Visibility and virtual photon? Photons could be perceived as light as they could excite electrons in the photoreceptors of the eye as photons are the EM force carriers.
For transmitting electric forces of a stationary electron, the online sources point to some 'mathematic construct''virtual photons', which are not real physical stuff.
However, if 'virtual photons' transfer the electric force, it could also dislocate the electrons in the eye? In this sense, shouldn't 'virtual photons' be visible too?
 A: Virtual photons, as well as field lines are crutches, which helps us to compensate our missing idea of quantization of electric and magnetic fields.
What we know:

*

*charges of the same name repel each other, the electric fields of both charges behave like compressible media

*opposite charges lead to a weakening of both fields and to the emission of EM radiation (see the approach of an electron to an ion).

*The acceleration of charges also leads to the emission of photons and at the same time to the loss of kinetic energy.

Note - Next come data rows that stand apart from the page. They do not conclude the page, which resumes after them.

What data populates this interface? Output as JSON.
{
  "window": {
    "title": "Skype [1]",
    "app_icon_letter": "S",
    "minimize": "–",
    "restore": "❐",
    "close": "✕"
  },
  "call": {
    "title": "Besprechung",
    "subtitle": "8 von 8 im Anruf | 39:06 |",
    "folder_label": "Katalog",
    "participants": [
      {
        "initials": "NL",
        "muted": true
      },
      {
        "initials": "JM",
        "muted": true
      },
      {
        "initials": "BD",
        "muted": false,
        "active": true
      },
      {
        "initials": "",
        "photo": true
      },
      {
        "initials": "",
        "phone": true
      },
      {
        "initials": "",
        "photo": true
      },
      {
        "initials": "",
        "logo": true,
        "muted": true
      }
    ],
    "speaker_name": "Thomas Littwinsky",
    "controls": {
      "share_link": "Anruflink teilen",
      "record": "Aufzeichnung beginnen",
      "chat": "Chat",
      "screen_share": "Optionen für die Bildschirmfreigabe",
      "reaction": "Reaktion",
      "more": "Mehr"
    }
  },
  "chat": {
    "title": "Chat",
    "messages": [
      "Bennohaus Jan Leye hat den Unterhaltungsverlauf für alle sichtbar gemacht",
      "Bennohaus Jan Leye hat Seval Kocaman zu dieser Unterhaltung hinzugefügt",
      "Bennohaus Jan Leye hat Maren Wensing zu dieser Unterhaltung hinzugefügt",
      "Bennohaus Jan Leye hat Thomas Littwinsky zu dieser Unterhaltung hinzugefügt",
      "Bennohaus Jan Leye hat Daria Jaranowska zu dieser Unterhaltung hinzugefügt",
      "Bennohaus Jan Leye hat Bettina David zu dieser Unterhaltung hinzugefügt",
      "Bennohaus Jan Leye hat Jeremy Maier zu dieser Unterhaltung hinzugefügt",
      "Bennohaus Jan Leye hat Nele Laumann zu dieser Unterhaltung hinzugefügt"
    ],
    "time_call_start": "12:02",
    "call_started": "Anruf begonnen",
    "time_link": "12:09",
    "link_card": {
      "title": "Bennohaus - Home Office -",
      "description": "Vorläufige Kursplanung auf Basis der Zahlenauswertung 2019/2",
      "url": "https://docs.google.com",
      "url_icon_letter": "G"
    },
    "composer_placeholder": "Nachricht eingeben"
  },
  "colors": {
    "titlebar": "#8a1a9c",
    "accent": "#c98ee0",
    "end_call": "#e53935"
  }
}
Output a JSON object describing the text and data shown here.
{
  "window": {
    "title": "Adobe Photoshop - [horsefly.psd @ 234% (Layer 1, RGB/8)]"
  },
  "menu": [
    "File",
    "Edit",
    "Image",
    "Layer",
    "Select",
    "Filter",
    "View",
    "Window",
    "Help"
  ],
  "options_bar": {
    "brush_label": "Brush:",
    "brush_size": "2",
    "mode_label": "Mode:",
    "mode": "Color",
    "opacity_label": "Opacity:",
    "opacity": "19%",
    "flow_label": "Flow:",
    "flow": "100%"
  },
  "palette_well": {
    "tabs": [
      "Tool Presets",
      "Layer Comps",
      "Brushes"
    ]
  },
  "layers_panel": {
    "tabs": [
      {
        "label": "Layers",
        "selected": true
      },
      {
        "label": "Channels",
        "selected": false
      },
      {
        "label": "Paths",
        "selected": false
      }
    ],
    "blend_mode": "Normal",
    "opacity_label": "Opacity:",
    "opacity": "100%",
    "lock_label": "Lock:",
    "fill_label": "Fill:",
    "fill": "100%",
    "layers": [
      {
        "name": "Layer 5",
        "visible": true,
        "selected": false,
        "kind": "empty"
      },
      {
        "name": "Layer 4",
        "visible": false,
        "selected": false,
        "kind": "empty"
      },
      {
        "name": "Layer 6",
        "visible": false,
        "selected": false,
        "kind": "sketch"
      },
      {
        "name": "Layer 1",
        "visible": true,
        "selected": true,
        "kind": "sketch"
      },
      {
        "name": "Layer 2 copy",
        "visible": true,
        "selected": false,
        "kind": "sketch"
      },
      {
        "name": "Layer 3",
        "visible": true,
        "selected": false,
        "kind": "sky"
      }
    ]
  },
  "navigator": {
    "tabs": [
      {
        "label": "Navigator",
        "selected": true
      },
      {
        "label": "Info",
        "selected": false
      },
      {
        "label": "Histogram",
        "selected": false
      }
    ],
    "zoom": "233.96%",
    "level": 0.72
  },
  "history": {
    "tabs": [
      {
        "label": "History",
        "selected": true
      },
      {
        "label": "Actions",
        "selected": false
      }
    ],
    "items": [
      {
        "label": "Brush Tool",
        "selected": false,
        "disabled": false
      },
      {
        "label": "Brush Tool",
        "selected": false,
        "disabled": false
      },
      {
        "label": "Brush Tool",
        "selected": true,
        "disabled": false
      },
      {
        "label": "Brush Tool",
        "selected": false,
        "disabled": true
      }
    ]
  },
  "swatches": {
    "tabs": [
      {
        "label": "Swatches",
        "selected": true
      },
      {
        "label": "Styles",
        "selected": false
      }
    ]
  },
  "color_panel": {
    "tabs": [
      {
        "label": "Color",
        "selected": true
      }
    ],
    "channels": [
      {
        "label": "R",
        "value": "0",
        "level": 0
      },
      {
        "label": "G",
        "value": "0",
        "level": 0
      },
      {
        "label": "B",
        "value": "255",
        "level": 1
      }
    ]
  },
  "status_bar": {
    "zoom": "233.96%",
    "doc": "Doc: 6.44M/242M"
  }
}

*Static macroscopic electric fields arise from charge separation, static macroscopic magnetic dipoles arise from the alignment of magnetic dipoles of electrons in the material.

What we don't know is a deeper description that replaces the crutches of (virtual) field lines and virtual photons. Whereby then also the photon should be accessible to a deeper description (like instead of atoms protons, neutrons and electrons were described, and these again were described with quarks).